It hurts! The pain is so real and everything is so quiet. There is a ton of agony and frustration when you experience tears and are being told to, “Move on,” You can’t even move. You are paralyzed and so you end up more frustrated at yourself, at others, at the one you are mourning. Then you feel guilty for even feeling this way.
Your fear paralyzes you. When you are grieving, you don’t want to leave the loss of your loved one. You are afraid of leaving them behind. Afraid that they will be forgotten. Afraid because you don’t know how to live without them.
How do you experience joy when the one you want to tell about it isn’t there to listen? The joy you would have, is swallowed up by shame because the one you want to share it with isn’t there to share it. You feel guilty for seeing the sunrise, sunset, and new adventures for the first time because you turn to share and remember this is the one they never got to see.
Our souls weren’t made for this. We weren’t made for grieving and this is why it is so difficult.
Sometimes it is just a hand or a hug that encourages you to keep going. It’s a touch. The skin of a hand touching yours or a hug that reminds you that despite all that you are feeling, you are not alone. If we need each other to share in our joy, how much more do we need others to share our grief.
“Rejoice with those who rejoice, weep with those who weep.“ROMANS 12:15
It’s the hushed tones of a voice whispering over you in prayer. You know that is were the answers to your questions are hidden… the mind of God. He knows even more than you do about this moment, more than your friends, more than the one we grieve… He knows.
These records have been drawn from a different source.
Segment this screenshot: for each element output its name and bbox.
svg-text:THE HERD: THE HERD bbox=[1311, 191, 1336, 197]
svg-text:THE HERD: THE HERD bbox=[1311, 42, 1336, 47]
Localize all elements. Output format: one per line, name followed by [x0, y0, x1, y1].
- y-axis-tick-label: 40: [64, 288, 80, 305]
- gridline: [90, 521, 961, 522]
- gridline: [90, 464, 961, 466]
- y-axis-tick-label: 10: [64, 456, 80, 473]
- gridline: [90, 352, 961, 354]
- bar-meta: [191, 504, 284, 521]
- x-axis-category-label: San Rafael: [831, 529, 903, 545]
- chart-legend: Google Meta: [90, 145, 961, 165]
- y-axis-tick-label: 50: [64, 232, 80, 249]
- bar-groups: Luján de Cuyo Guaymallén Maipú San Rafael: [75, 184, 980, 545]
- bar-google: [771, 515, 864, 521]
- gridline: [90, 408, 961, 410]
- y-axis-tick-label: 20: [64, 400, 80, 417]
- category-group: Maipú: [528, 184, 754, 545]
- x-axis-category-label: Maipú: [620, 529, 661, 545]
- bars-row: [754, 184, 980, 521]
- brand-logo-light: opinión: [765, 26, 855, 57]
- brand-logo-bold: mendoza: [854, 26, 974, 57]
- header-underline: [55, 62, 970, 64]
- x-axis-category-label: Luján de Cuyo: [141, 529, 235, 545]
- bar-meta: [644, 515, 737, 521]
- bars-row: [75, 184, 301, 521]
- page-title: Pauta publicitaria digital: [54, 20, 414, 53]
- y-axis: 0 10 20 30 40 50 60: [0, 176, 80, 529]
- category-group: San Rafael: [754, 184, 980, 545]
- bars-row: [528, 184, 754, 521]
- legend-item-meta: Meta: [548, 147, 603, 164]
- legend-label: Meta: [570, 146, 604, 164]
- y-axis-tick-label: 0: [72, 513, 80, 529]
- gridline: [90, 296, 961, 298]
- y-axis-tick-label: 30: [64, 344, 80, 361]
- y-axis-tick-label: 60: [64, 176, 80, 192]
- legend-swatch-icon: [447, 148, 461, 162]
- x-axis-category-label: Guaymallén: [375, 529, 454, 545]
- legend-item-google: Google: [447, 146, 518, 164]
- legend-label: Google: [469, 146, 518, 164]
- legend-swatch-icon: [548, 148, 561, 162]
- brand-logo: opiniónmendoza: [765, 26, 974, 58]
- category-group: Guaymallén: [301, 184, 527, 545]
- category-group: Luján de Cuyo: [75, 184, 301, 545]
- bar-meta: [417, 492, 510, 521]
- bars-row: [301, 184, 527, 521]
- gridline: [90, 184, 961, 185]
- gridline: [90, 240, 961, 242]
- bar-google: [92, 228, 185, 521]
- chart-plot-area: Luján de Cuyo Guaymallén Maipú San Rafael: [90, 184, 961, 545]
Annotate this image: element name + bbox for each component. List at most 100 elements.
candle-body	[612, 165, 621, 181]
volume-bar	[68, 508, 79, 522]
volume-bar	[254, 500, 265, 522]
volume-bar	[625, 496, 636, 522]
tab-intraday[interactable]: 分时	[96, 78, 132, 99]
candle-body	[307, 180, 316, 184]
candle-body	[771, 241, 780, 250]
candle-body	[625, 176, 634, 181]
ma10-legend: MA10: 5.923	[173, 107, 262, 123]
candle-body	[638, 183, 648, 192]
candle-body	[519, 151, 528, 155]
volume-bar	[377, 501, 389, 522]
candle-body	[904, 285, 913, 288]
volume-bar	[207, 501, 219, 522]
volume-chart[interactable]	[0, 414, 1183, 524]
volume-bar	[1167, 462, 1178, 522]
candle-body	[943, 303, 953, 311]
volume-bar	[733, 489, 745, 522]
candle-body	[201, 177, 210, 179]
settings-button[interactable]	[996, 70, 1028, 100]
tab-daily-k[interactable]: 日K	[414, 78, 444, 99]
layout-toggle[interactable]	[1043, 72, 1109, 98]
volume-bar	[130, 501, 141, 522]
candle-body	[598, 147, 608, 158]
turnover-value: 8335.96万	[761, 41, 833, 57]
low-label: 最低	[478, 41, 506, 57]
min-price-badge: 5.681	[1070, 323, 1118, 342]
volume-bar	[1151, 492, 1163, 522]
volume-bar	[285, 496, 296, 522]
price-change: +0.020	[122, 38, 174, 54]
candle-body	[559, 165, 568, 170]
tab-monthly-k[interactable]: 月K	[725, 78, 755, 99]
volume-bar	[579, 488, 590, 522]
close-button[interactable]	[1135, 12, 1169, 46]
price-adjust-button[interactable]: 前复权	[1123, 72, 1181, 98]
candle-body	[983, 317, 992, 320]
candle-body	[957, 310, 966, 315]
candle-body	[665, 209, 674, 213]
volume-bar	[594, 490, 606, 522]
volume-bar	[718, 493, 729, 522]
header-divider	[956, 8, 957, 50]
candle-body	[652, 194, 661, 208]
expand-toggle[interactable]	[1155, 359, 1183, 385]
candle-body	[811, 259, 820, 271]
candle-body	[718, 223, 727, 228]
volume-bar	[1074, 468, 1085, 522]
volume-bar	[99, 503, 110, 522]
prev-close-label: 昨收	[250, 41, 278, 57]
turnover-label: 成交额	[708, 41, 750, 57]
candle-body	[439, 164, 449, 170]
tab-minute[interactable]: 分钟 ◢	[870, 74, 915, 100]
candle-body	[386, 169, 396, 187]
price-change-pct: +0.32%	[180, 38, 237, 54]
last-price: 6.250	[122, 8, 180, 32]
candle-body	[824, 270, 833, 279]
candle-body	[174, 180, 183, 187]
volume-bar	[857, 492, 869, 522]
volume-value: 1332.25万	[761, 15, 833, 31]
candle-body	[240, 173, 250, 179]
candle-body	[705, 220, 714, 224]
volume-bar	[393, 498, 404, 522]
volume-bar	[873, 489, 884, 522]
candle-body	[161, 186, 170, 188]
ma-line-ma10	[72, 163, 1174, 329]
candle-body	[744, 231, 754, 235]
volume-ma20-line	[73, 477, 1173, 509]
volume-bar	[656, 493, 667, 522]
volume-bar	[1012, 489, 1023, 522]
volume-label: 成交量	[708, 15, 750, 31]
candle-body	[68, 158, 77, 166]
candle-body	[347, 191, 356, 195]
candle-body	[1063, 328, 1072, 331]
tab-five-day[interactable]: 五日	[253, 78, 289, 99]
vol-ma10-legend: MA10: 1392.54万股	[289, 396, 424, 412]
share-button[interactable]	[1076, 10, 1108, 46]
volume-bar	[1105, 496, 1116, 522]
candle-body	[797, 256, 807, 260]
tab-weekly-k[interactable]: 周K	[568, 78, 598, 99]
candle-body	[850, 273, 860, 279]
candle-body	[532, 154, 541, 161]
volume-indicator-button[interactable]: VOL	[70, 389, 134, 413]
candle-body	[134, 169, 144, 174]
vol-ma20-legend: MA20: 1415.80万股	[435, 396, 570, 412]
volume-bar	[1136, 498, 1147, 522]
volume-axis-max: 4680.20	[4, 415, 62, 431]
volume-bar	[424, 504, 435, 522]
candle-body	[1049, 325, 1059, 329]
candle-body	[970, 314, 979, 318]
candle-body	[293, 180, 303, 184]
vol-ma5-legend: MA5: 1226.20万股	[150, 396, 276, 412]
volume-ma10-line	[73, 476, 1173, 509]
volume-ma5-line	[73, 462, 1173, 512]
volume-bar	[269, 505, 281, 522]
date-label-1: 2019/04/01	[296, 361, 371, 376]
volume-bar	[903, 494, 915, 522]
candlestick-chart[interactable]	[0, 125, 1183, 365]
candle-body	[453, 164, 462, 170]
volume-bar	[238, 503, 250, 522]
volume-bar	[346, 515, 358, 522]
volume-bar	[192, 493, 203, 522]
But you don’t feel like praying. Maybe you have been taught to be careful about the tone that would come out? Maybe all you can do is ask the question, “Why?” so many times. Maybe you are afraid that you won’t like the answer. What ever the reason, you just stop asking… and so to hear the words of a friend mumbled over you in prayer is exactly what you need because your faith is running dry and you need to borrow someone elses for a moment.
Mourning is for the community and weaping is a team event. No one should cry alone and no one should rejoice alone. If you have never cried with a friend, perhaps you have never been a friend. We don’t let our friends cry alone.
When you were little, you would cry about everything. On my best days as a father, I would pause and cry with you. Maybe not in as real or full of a sense as you were crying, but in a way that said, “I was sorry too,” for whatever you were lamenting. I learned that my small gesture of validating your sorrow helped you to cope with everything that was going on and was helpful in moving into a new rythm of life. You needed my empathy and I needed to give it.
Sometimes we just need the tears of our friends. I am genuinely sorry for the moments I didn’t take time for tears with you.* There were too many times your tears exposed my insecurities. Often the need to stop your tears said more about me than it did about you. I was trying to fix my broken world by breaking you to fit in… when what I should have done was to sit down and cry with you for the world’s brokenness you were feeling that day and look forward to the day when He would wipe our tears away.
“He will wipe away every tear from their eyes, and death shall be no more, neither shall there be mourning, nor crying, nor pain anymore, for the former things have passed away.”REVELATION 21:4
*certainly there were times I was right to tell you to dry it up, but there were some moments that I should have taken the time to cry with you.
As my children come of age, they are starting to read my blog from time to time. I write for them as much as for all of you. This post is a meditation on Romans 12:15 I originally wrote as a journal entry but thought I’d share it here.